A Brief Overview: Brushing & Flossing
How much and how often should you brush your teeth? First off, we should discuss why we should brush. Plaque builds up in your mouth over a period of 12 hours. Plaque is a sticky deposit on your teeth in which bacteria proliferate. Plaque around the gum margins can lead to gingivitis. The more sugary and starchy the foods, the faster the accumulation of the sticky substance on your teeth known as plaque. Plaque is easily removed by brushing or sweeping it off with the bristles of your toothbrush. Plaque left too long on your teeth will harden into tarter. Tarter is much more difficult to remove. Bacteria in plaque produce acids after you eat or drink. These acids can destroy tooth enamel and cause cavities (carries) and gum disease (gingivitis) and lead to tooth loss.

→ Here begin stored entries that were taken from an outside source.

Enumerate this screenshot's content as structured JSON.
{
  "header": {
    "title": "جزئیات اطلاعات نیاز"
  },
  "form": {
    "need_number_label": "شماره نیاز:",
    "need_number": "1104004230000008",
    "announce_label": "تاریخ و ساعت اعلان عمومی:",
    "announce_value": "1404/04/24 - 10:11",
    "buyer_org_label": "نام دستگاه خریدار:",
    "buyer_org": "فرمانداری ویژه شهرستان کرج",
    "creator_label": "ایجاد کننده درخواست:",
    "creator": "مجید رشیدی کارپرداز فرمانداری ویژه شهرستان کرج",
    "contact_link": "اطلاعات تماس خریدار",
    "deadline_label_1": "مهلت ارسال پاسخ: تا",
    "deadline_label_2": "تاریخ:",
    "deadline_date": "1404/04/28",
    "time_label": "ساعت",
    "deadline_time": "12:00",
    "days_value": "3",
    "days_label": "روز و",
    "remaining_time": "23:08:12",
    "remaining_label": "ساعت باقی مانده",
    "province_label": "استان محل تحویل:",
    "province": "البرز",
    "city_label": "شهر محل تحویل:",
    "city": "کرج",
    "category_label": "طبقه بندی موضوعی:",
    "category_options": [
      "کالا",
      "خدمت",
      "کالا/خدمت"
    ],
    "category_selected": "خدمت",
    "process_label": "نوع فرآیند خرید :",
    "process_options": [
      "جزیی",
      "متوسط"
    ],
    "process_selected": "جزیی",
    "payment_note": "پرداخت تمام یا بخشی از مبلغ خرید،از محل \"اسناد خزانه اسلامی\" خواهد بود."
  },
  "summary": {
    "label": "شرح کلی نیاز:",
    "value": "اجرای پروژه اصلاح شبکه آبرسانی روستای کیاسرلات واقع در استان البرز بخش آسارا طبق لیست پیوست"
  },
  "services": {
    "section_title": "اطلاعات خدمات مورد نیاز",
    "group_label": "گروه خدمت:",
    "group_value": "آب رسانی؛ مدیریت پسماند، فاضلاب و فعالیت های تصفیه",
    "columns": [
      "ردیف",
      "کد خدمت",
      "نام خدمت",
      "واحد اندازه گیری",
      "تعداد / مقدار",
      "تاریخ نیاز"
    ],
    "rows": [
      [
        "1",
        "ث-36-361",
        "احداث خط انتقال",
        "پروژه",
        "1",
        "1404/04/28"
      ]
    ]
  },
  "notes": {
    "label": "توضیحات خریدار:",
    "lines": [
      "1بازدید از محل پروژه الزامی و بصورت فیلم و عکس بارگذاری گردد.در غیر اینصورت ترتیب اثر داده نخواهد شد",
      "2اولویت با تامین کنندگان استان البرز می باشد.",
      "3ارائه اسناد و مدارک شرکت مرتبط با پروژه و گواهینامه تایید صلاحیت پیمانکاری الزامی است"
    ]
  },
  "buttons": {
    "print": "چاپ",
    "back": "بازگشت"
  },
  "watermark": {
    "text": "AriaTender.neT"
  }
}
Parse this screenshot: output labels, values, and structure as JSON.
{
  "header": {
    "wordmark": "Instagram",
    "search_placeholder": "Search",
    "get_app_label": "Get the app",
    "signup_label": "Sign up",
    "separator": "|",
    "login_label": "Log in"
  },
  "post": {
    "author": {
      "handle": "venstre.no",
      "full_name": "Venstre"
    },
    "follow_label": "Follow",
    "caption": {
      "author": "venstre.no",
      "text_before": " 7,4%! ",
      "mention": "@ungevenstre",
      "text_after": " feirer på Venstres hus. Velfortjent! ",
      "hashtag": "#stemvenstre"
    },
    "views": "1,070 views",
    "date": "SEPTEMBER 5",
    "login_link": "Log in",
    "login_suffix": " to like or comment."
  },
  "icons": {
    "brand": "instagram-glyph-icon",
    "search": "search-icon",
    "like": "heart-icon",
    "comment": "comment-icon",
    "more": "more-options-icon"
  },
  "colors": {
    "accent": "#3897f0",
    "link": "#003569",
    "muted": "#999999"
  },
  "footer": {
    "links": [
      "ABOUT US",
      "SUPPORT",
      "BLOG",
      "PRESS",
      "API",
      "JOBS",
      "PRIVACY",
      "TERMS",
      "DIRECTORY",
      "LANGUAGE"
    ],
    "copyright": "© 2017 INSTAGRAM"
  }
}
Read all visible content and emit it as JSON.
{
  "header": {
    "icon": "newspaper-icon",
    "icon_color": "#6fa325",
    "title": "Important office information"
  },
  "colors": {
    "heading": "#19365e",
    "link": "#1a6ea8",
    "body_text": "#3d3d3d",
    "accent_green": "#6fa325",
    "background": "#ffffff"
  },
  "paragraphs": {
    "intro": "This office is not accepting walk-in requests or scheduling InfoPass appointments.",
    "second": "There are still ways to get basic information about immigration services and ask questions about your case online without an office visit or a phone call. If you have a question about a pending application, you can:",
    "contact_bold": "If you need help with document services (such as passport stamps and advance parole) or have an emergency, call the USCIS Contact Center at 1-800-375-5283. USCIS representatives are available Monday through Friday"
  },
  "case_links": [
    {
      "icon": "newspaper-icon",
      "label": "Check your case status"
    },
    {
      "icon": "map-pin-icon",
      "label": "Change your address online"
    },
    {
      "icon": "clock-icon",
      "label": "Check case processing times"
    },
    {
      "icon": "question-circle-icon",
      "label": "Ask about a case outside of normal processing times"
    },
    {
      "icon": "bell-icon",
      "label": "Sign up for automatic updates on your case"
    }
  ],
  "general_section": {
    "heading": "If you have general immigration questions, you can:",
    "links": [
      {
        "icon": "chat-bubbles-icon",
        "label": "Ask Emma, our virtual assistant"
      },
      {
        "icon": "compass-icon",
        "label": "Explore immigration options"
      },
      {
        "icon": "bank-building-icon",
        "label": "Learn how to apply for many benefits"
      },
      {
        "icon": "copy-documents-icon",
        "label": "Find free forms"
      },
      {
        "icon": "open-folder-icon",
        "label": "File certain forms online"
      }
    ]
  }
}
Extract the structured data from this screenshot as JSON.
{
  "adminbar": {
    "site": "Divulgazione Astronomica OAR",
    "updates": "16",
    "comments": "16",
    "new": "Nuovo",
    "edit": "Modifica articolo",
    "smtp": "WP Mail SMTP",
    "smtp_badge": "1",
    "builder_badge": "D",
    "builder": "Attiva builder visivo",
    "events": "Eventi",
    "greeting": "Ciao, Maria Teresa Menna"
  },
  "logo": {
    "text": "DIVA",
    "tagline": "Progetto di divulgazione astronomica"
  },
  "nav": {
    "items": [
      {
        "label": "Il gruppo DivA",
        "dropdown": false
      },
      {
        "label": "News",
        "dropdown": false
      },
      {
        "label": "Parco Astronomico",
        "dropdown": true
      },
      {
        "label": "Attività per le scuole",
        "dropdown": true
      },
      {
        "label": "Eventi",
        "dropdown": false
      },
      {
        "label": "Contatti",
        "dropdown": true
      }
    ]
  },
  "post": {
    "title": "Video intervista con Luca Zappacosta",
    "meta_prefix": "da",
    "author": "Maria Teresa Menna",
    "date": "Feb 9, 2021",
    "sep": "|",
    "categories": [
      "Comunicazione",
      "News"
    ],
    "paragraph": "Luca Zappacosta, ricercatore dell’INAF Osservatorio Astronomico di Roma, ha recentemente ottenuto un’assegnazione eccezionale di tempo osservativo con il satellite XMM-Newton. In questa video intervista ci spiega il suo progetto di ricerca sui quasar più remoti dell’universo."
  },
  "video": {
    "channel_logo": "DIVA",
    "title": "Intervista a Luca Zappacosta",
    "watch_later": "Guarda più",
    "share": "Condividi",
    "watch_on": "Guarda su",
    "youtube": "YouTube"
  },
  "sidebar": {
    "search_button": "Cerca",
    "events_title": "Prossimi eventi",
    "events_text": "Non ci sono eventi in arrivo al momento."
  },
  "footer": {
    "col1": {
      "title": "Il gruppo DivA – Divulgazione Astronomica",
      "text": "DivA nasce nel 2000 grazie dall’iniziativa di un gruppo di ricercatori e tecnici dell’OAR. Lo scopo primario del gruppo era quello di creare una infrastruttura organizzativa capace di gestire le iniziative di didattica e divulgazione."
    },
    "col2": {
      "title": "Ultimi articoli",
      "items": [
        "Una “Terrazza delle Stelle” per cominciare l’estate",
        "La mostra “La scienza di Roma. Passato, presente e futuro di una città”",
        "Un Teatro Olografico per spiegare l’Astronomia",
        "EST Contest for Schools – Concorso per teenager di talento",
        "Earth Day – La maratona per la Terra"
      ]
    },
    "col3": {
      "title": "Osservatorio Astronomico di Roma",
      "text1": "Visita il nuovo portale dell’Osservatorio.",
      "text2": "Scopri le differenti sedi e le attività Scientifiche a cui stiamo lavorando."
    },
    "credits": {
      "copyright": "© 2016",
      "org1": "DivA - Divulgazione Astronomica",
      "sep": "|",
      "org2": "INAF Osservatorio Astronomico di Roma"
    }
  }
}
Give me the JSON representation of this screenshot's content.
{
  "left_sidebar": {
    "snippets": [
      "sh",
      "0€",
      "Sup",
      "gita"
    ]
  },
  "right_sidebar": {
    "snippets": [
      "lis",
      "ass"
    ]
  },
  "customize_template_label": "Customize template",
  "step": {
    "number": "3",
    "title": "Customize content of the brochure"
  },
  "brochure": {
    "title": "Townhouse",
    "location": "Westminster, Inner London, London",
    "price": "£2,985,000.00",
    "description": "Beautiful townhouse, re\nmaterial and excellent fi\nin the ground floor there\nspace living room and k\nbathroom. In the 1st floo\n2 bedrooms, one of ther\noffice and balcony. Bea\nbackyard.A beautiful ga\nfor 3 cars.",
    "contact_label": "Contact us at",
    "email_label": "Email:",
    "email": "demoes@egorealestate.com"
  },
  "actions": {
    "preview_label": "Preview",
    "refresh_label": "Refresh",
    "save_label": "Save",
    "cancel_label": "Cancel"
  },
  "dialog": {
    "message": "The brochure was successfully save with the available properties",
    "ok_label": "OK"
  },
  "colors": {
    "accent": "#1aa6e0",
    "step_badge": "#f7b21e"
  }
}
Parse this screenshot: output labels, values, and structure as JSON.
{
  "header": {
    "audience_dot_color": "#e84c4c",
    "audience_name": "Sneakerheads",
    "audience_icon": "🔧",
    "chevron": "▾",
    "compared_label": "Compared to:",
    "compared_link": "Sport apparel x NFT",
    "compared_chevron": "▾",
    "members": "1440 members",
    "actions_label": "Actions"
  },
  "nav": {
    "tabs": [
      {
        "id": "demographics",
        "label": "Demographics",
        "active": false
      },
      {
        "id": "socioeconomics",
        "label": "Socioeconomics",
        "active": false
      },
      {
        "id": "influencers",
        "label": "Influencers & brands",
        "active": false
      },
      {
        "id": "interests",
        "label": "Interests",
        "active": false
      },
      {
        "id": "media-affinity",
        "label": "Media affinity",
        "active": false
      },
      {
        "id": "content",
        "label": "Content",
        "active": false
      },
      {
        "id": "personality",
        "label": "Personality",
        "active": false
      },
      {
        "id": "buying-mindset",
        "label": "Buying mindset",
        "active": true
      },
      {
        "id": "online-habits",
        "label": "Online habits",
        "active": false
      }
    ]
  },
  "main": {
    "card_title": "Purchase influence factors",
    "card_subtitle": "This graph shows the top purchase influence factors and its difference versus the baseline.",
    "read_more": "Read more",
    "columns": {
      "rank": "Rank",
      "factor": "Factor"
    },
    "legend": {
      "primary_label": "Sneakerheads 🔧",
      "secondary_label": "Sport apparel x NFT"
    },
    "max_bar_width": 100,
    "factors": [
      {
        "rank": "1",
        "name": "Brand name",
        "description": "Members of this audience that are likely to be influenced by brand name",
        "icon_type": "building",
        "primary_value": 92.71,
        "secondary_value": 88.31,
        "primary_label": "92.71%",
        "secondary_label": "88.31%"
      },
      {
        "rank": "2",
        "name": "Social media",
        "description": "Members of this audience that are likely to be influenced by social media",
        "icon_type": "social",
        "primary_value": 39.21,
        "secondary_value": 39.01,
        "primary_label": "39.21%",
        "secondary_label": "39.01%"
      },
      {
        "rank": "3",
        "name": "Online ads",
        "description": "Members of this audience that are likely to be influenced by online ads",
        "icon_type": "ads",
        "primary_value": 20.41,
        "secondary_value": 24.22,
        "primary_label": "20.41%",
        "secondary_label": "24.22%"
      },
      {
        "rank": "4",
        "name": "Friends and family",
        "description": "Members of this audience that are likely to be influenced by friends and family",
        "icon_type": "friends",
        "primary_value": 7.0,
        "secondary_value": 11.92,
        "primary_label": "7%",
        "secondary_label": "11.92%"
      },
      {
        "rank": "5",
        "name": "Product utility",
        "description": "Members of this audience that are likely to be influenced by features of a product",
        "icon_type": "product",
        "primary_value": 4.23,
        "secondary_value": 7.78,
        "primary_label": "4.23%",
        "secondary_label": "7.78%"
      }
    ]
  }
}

Plaque can develop under the gums on tooth roots and break down the bones that support your teeth. Proper oral hygiene, including daily brushing and flossing, gets rid of plaque.
Plaque is the fuzzy feeling on the teeth. Other indicators of plaque are chronic bad breath (halitosis), and red, swollen, tender gums that bleed after brushing.
How often should you brush?
You should brush your teeth at least twice a day, once in the morning and once before bed. It is also a good idea to brush your teeth after meals, if possible, especially if you have eaten sugary or acidic foods.
When brushing your teeth, it is important to use a fluoride toothpaste and to brush for at least two minutes. You should also use a soft-bristled toothbrush and make sure to brush all surfaces of your teeth, including the fronts, backs, and tops. A quick once around the mouth will not be sufficient. Brush at a 45-degree angle and gently brush back and forth in short strokes on all surfaces. Remember your tongue, also, as bacteria accumulates between taste buds and other crevices, leading to bad breath and potentially even more serious issues.
Flossing is important too!
In addition to brushing, it is also important to floss daily to remove plaque and food particles from between your teeth and along the gum line. This can help prevent tooth decay and gum disease. When you floss it should be in an up and down motion, not a shoeshine (back and forth) motion.
There are two types of floss, waxed and unwaxed.
They are both made of nylon. Waxed dental floss contains a thin layer of wax on its surface, which makes it a little thicker than the unwaxed floss, but easier to glide between the teeth. Waxed floss is more likely flavored than unwaxed floss.
There are different advantages to the two types. Waxed floss allows for a smooth flossing experience because of the wax layer. The different flavors can keep your breath fresh after each flossing session. Patients with tightly spaced teeth may find it easier to use waxed floss due to its natural lubricating property. Waxed floss is usually stronger than unwaxed, so less breaking. Unwaxed floss, being thinner, is usually more comfortable to move in and out of your teeth.
Whichever floss you choose, waxed or unwaxed, both have proved equally effective in removing plaque.
Flossing every day helps clean the areas that your toothbrush cannot reach, preventing the buildup of plaque. Flossing has been shown to be one of the most effective measures you can take to lower your risk of gum disease.
If you don’t like the floss thread, there are some alternatives you can consider:
- Interdental brushes – these are like tiny toothbrushes designed to clean between your teeth and usually easier to use than a thread of floss, and as effective (great for braces)
- Water flossing – like a water pik or Sonicare which jets a stream of water you aim between your teeth
- Dental Pick – made of plastic or wood, if you use the wood, wet the pick first to soften it. It’s not as effective as floss and you risk moving bacteria around in your mouth unless you use a new pick for each tooth.
- Pre-threaded Floss: This provides the easiest way to reach all your teeth effectively, and with one hand.
- Soft-Picks by GumÒ: is a favorite of the dental community. They’re sort of an interdental brush/dental pick hybrid. They’re small, disposable plastic picks with a soft tip and rubbery bristles that fit comfortably between the teeth and do minimal damage to gum tissue.
Mouthwash is not a good alternative to flossing or brushing.
Overall, the key to maintaining good oral hygiene is to brush and floss regularly and to see a dentist for regular check-ups and cleanings.